Malaysian palm oil futures slid for a sixth consecutive session on Wednesday to their lowest in three months on pressure from expectations of lower demand in top importer India and rising domestic production. The benchmark third-month palm oil contract on the Bursa Malaysia Derivatives Exchange finished down 1.3 percent at 2,089 ringgit a tonne. Earlier in the session, the market hit its weakest since mid-December at 2,070 ringgit a tonne.
World palm oil demand may suffer its first contraction in two decades during the 2019/20 crop year due to rising domestic oilseed supplies in India and slowing demand in Europe and China, industry participants told Reuters. "There is talk among traders that palm oil is being sold in India at below the market price from old stocks," a Kuala Lumpur-based trader said.
"This might have an impact on demand." However, top analysts painted a bullish picture at last week's key conference in Kuala Lumpur.

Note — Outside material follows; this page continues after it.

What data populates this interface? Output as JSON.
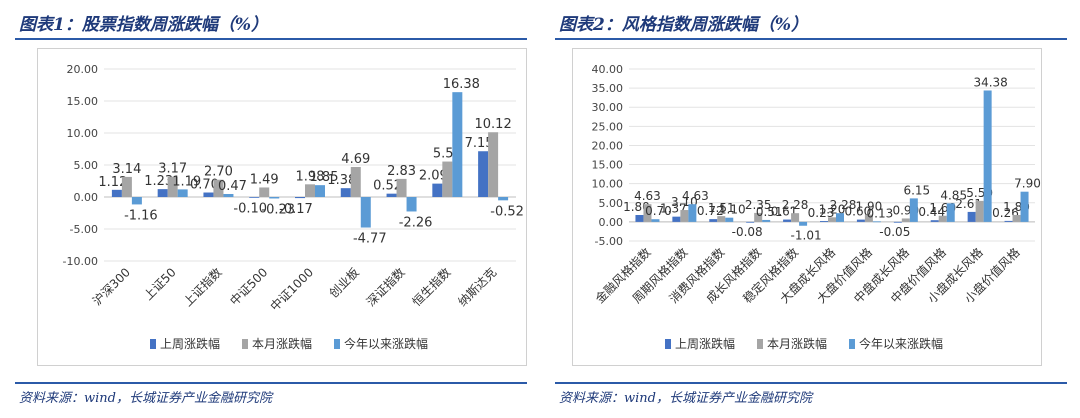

Malaysian palm oil futures are set to trade between 2,350 ringgit and 2,450 ringgit a tonne in four to six months, leading industry analyst Thomas Mielke said.
On the technical front, palm oil may test support at 2,094 ringgit, as indicated by its wave pattern and retracement analysis, according to Wang Tao, a Reuters market analyst for commodities and energy. In related oils, Chicago soyabean oil was down 0.4 percent and the most-active soyaoil contract on the Dalian Commodity Exchange fell 1.3 percent.